The structural blocker on geothermal at scale is documentation. The asset class does not yet exist as an asset class because the records that would constitute the asset class do not yet exist.

What the Standards Already Say

ISO 55000 / 55001 / 55002 codifies what asset management looks like. ISO 41001 codifies what facility management looks like. ISO 19650 codifies what BIM-based lifecycle handover looks like. COBie codifies what data the contractor must hand to the owner at substantial completion. The four standards together describe a closed loop: the construction record becomes the operating record becomes the disposition record becomes the underwriting record.

For every other major component in the building above the borefield, that loop is closed by default. For the borefield, the loop has never been closed because the construction record does not generate the data the operating record needs.

C449, the bore-construction standard now being drafted, is the document that closes the loop on the construction-record side. It defines what data a contractor must generate for each bore, in what format, with what verification, and in what handover package. Once C449 is adopted by reference into building codes, LEED submissions, procurement specifications, and insurance underwriting, the construction record will exist for the borefield the same way it exists for the chiller plant. The asset becomes warrantable. The carrier prices the risk. The pension fund underwrites the deal. The capital that has been waiting on the asset class arrives.

What That Means for Both Readers

Walt drives past eight thousand tagged assets on a Tuesday. The single largest asset on his campus has none. Until that asymmetry is closed, the borefield is a maintenance burden in the present, an insurance liability in the medium term, a write-off at disposition, and an asset class that capital markets will not enter at the scale the energy transition requires.

The institutional buyer asks: what do I do with the borefield I already own? The answer is to retrofit the lifecycle record, today, against the bores that are already in the ground. The records can still be reconstructed for many of them — for some, only partially, but partial is closer to bankable than nothing.

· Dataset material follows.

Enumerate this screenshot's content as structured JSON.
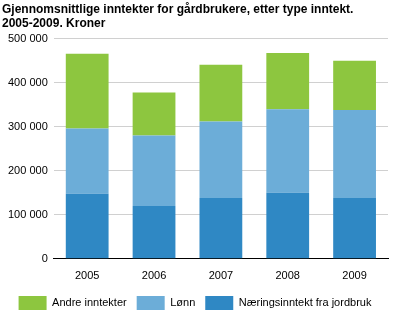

The cost of reconstruction is dwarfed by the cost of the borefield being treated as a write-off in five, ten, or twenty years.

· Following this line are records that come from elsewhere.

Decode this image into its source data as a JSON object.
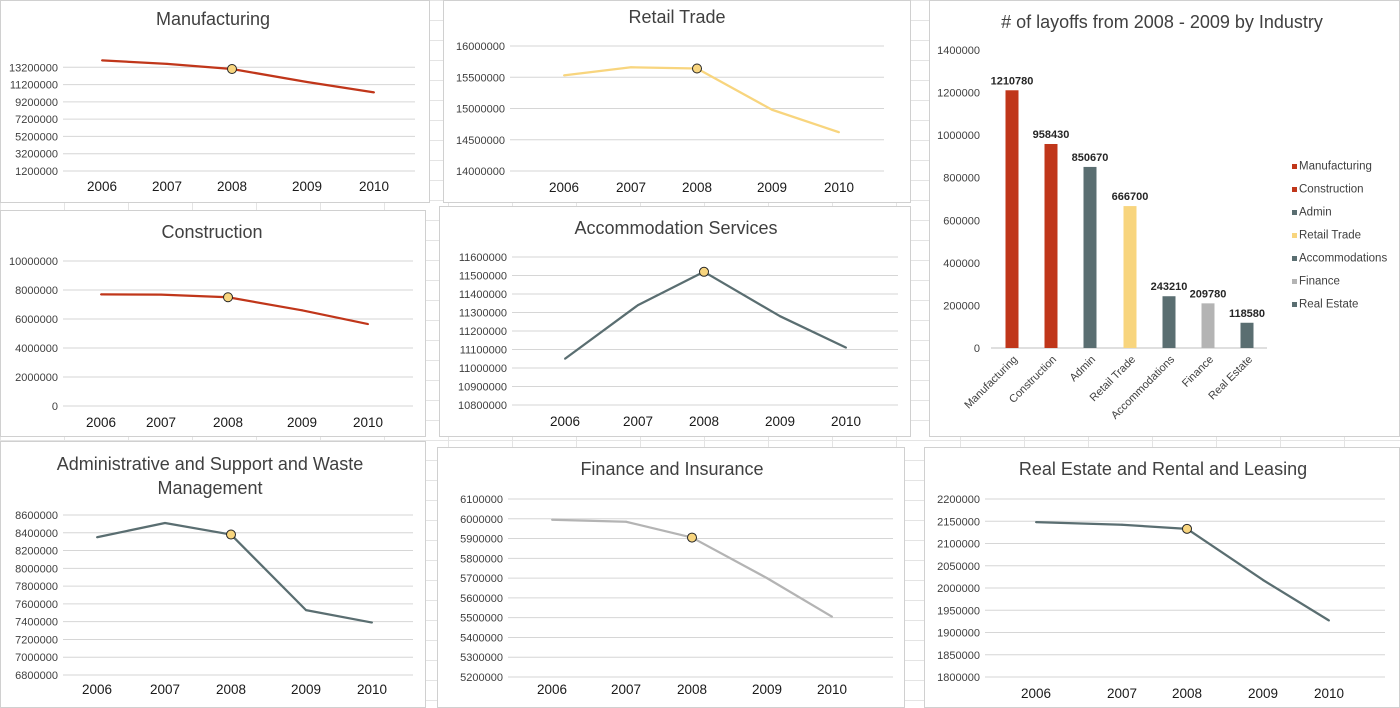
{
  "colors": {
    "rust": "#c0361a",
    "yellow": "#f8d57e",
    "slate": "#5a6e71",
    "gray": "#b4b4b4",
    "marker_fill": "#f8d57e",
    "marker_stroke": "#262626"
  },
  "chart_data": [
    {
      "id": "manufacturing",
      "type": "line",
      "title": "Manufacturing",
      "x": [
        "2006",
        "2007",
        "2008",
        "2009",
        "2010"
      ],
      "values": [
        14000000,
        13600000,
        13000000,
        11500000,
        10300000
      ],
      "ylim": [
        1200000,
        15200000
      ],
      "yticks": [
        13200000,
        11200000,
        9200000,
        7200000,
        5200000,
        3200000,
        1200000
      ],
      "color": "rust",
      "highlight_index": 2
    },
    {
      "id": "retail",
      "type": "line",
      "title": "Retail Trade",
      "x": [
        "2006",
        "2007",
        "2008",
        "2009",
        "2010"
      ],
      "values": [
        15530000,
        15660000,
        15640000,
        14980000,
        14620000
      ],
      "ylim": [
        14000000,
        16000000
      ],
      "yticks": [
        16000000,
        15500000,
        15000000,
        14500000,
        14000000
      ],
      "color": "yellow",
      "highlight_index": 2
    },
    {
      "id": "construction",
      "type": "line",
      "title": "Construction",
      "x": [
        "2006",
        "2007",
        "2008",
        "2009",
        "2010"
      ],
      "values": [
        7700000,
        7680000,
        7500000,
        6600000,
        5650000
      ],
      "ylim": [
        0,
        10000000
      ],
      "yticks": [
        10000000,
        8000000,
        6000000,
        4000000,
        2000000,
        0
      ],
      "color": "rust",
      "highlight_index": 2
    },
    {
      "id": "accommodation",
      "type": "line",
      "title": "Accommodation Services",
      "x": [
        "2006",
        "2007",
        "2008",
        "2009",
        "2010"
      ],
      "values": [
        11050000,
        11340000,
        11520000,
        11280000,
        11110000
      ],
      "ylim": [
        10800000,
        11600000
      ],
      "yticks": [
        11600000,
        11500000,
        11400000,
        11300000,
        11200000,
        11100000,
        11000000,
        10900000,
        10800000
      ],
      "color": "slate",
      "highlight_index": 2
    },
    {
      "id": "admin",
      "type": "line",
      "title": [
        "Administrative and Support and Waste",
        "Management"
      ],
      "x": [
        "2006",
        "2007",
        "2008",
        "2009",
        "2010"
      ],
      "values": [
        8350000,
        8510000,
        8380000,
        7530000,
        7390000
      ],
      "ylim": [
        6800000,
        8600000
      ],
      "yticks": [
        8600000,
        8400000,
        8200000,
        8000000,
        7800000,
        7600000,
        7400000,
        7200000,
        7000000,
        6800000
      ],
      "color": "slate",
      "highlight_index": 2
    },
    {
      "id": "finance",
      "type": "line",
      "title": "Finance and Insurance",
      "x": [
        "2006",
        "2007",
        "2008",
        "2009",
        "2010"
      ],
      "values": [
        5995000,
        5985000,
        5905000,
        5700000,
        5505000
      ],
      "ylim": [
        5200000,
        6100000
      ],
      "yticks": [
        6100000,
        6000000,
        5900000,
        5800000,
        5700000,
        5600000,
        5500000,
        5400000,
        5300000,
        5200000
      ],
      "color": "gray",
      "highlight_index": 2
    },
    {
      "id": "realestate",
      "type": "line",
      "title": "Real Estate and Rental and Leasing",
      "x": [
        "2006",
        "2007",
        "2008",
        "2009",
        "2010"
      ],
      "values": [
        2148000,
        2142000,
        2133000,
        2018000,
        1927000
      ],
      "ylim": [
        1800000,
        2200000
      ],
      "yticks": [
        2200000,
        2150000,
        2100000,
        2050000,
        2000000,
        1950000,
        1900000,
        1850000,
        1800000
      ],
      "color": "slate",
      "highlight_index": 2
    },
    {
      "id": "layoffs",
      "type": "bar",
      "title": "# of layoffs from 2008 - 2009 by Industry",
      "categories": [
        "Manufacturing",
        "Construction",
        "Admin",
        "Retail Trade",
        "Accommodations",
        "Finance",
        "Real Estate"
      ],
      "values": [
        1210780,
        958430,
        850670,
        666700,
        243210,
        209780,
        118580
      ],
      "data_labels": [
        "1210780",
        "958430",
        "850670",
        "666700",
        "243210",
        "209780",
        "118580"
      ],
      "bar_colors": [
        "rust",
        "rust",
        "slate",
        "yellow",
        "slate",
        "gray",
        "slate"
      ],
      "ylim": [
        0,
        1400000
      ],
      "yticks": [
        1400000,
        1200000,
        1000000,
        800000,
        600000,
        400000,
        200000,
        0
      ],
      "legend": [
        "Manufacturing",
        "Construction",
        "Admin",
        "Retail Trade",
        "Accommodations",
        "Finance",
        "Real Estate"
      ],
      "legend_position": "right"
    }
  ]
}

The infrastructure investor asks: when does this asset class become deployable? The answer is when the construction record becomes a standard handover, the operating record becomes a continuous data stream, and the disposition record becomes a transferable asset history. C449 closes the construction-record gap. The platform that turns each bore into a digital twin closes the operating-record gap. The two together turn the borefield into something the carrier can underwrite and the fund can finance.

Walt walks past eight thousand assets that can be warranted. He drives over the one that cannot.

The fix is the standard, the platform, and the discipline of treating the bore the way every other asset in the project is already treated.